Брячислав спорил с князьями, отстаивая свой город. Шедшие усмирять полочан, Вячеслав и Андрей соглашались было, но многие бояре и воеводы во главе с Ольбегом Ратиборычем жаждали примерно наказать изяславльцев - мол, возьмём город, так и сами обогатимся, и весть дойдёт до Полоцка. Тогда князь Давид Всеславьич присмиреет и признает руку Киева. Если бы не князья и не волынский тысяцкий Вратислав, Ольбег Ратиборыч сумел бы настоять на своём. Но четверо князей с ближними дружинниками поехали к городским воротам.
- Князь! Это же князь! - Тут уже все, кто был на стене, узнали Брячислава Давидича. Тот покосился на Изяслава и выехал вперёд.
- Эй! - крикнул он. - Воеводу моего Гнёзд ил у сыщите!
- Тута я, - сразу откликнулся тот. - Чего молвишь, княже?
- В стане Мономашичей ни мне, ни воям моим никакой обиды не чинится, - сказал Брячислав. - Не желая крови, князья хотят, чтоб Изяславль добром открыл ворота. Тогда и осада будет снята.
К Гнездиле успели присоединиться двое-трое бояр. Они быстро посовещались, и воевода снова высунулся из бойницы.
- Коли ты приказываешь, княже, мы ворота хоть сейчас отопрём! - крикнул он. - Да только как бы кияне не стали нас грабить! В Минске-то они, помню...
Гнездило был ровесником Давида Всеславьича и с юности запомнил, как горел по приказу Мономаха Минск.
Брячислав посмотрел на князей:
- Готовы ли вы дать мне в этом слово?
- Я готов, - быстро согласился Андрей, по доброте душевной заранее согласный на любой мирный исход. - И даже пошлю своего воеводу, чтоб защищал твою жену. Ксения Мстиславна мне как-никак сыновница.
- Ия тоже, - кивнул Вячеслав, - пошлю своих людей.
Изяслав, помня Ольбега Ратиборыча и его жажду грабежей, промолчал.
- Князья Мономашичи дают слово! - прокричал Гнездиле Брячислав.

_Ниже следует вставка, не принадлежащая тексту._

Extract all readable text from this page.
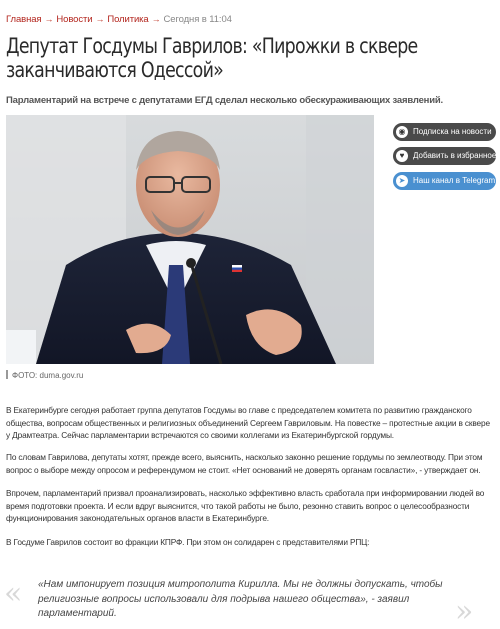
Главная → Новости → Политика → Сегодня в 11:04
Депутат Госдумы Гаврилов: «Пирожки в сквере заканчиваются Одессой»

Парламентарий на встрече с депутатами ЕГД сделал несколько обескураживающих заявлений.

ФОТО: duma.gov.ru
◉ Подписка на новости
♥	Добавить в избранное
➤ Наш канал в Telegram

В Екатеринбурге сегодня работает группа депутатов Госдумы во главе с председателем комитета по развитию гражданского общества, вопросам общественных и религиозных объединений Сергеем Гавриловым. На повестке – протестные акции в сквере у Драмтеатра. Сейчас парламентарии встречаются со своими коллегами из Екатеринбургской гордумы.

По словам Гаврилова, депутаты хотят, прежде всего, выяснить, насколько законно решение гордумы по землеотводу. При этом вопрос о выборе между опросом и референдумом не стоит. «Нет оснований не доверять органам госвласти», - утверждает он.

Впрочем, парламентарий призвал проанализировать, насколько эффективно власть сработала при информировании людей во время подготовки проекта. И если вдруг выяснится, что такой работы не было, резонно ставить вопрос о целесообразности функционирования законодательных органов власти в Екатеринбурге.

В Госдуме Гаврилов состоит во фракции КПРФ. При этом он солидарен с представителями РПЦ:

« «Нам импонирует позиция митрополита Кирилла. Мы не должны допускать, чтобы религиозные вопросы использовали для подрыва нашего общества», - заявил парламентарий.	»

Час спустя ворота Изяславля отворились, и во главе соединённых дружин тысяцкого Братислава и воеводы Иванка в город въехал Брячислав Давидич.

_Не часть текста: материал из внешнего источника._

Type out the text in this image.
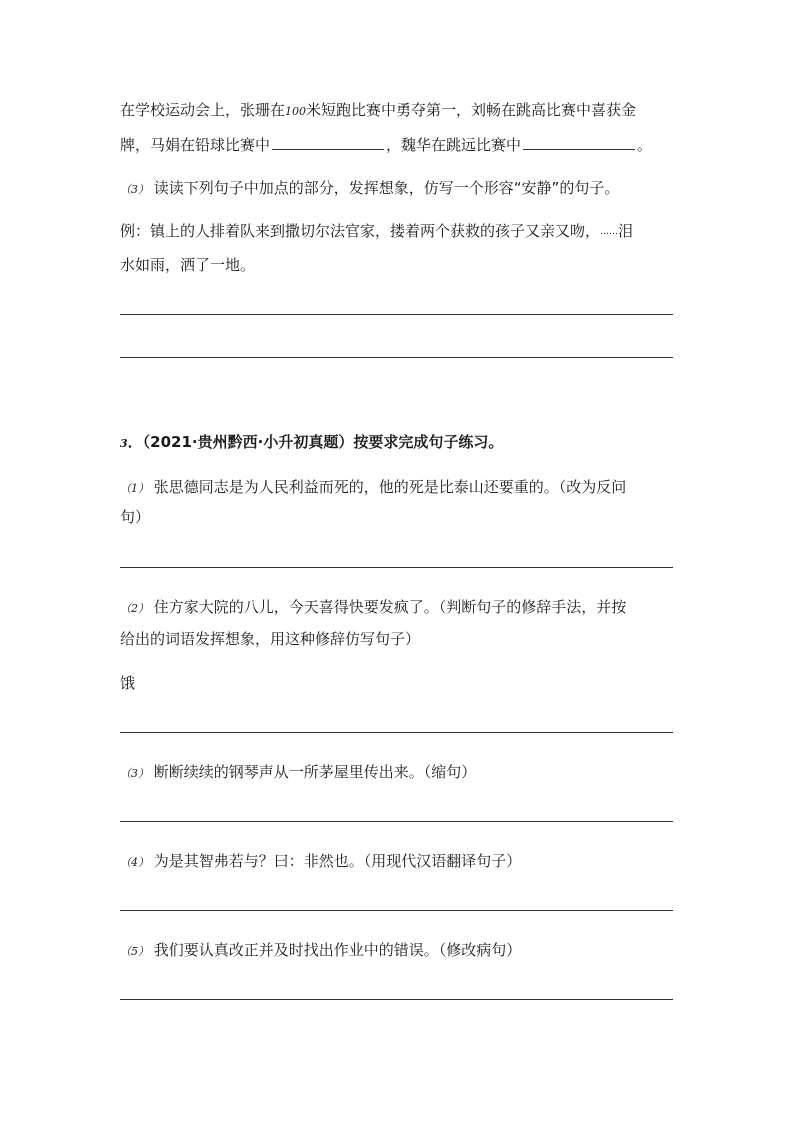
在学校运动会上，张珊在100米短跑比赛中勇夺第一，刘畅在跳高比赛中喜获金
牌，马娟在铅球比赛中	，魏华在跳远比赛中	。
（3） 读读下列句子中加点的部分，发挥想象，仿写一个形容“安静”的句子。
例：镇上的人排着队来到撒切尔法官家，搂着两个获救的孩子又亲又吻，……泪
水如雨，洒了一地。
3．（2021·贵州黔西·小升初真题）按要求完成句子练习。
（1） 张思德同志是为人民利益而死的，他的死是比泰山还要重的。（改为反问
句）
（2） 住方家大院的八儿，今天喜得快要发疯了。（判断句子的修辞手法，并按
给出的词语发挥想象，用这种修辞仿写句子）
饿
（3） 断断续续的钢琴声从一所茅屋里传出来。（缩句）
（4） 为是其智弗若与？曰：非然也。（用现代汉语翻译句子）
（5） 我们要认真改正并及时找出作业中的错误。（修改病句）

Люди встречали его как освободителя. Многие, памятуя жестокость Мономаха и уверенные, что сыновья пошли в отца, готовились стоять насмерть и с восторгом принимали сдачу. Город не будет разграблен и сожжён! Его жители не изведают рабства! Их имение не будет пущено по ветру и сотни жизней не прервутся!
Бояре кланялись князьям. Ксения Мстиславна, натерпевшаяся за дни осады - она знала, что город воюют её родичи, - с радостным визгом повисла на шее мужа и расцеловалась с братом Изяславом, ради встречи и примирения закатив пир. Для полков выставили несколько бочек мёда и вина, забили быков, овец и коней. Дружины Братислава и Иванки кормили на княжьем дворе.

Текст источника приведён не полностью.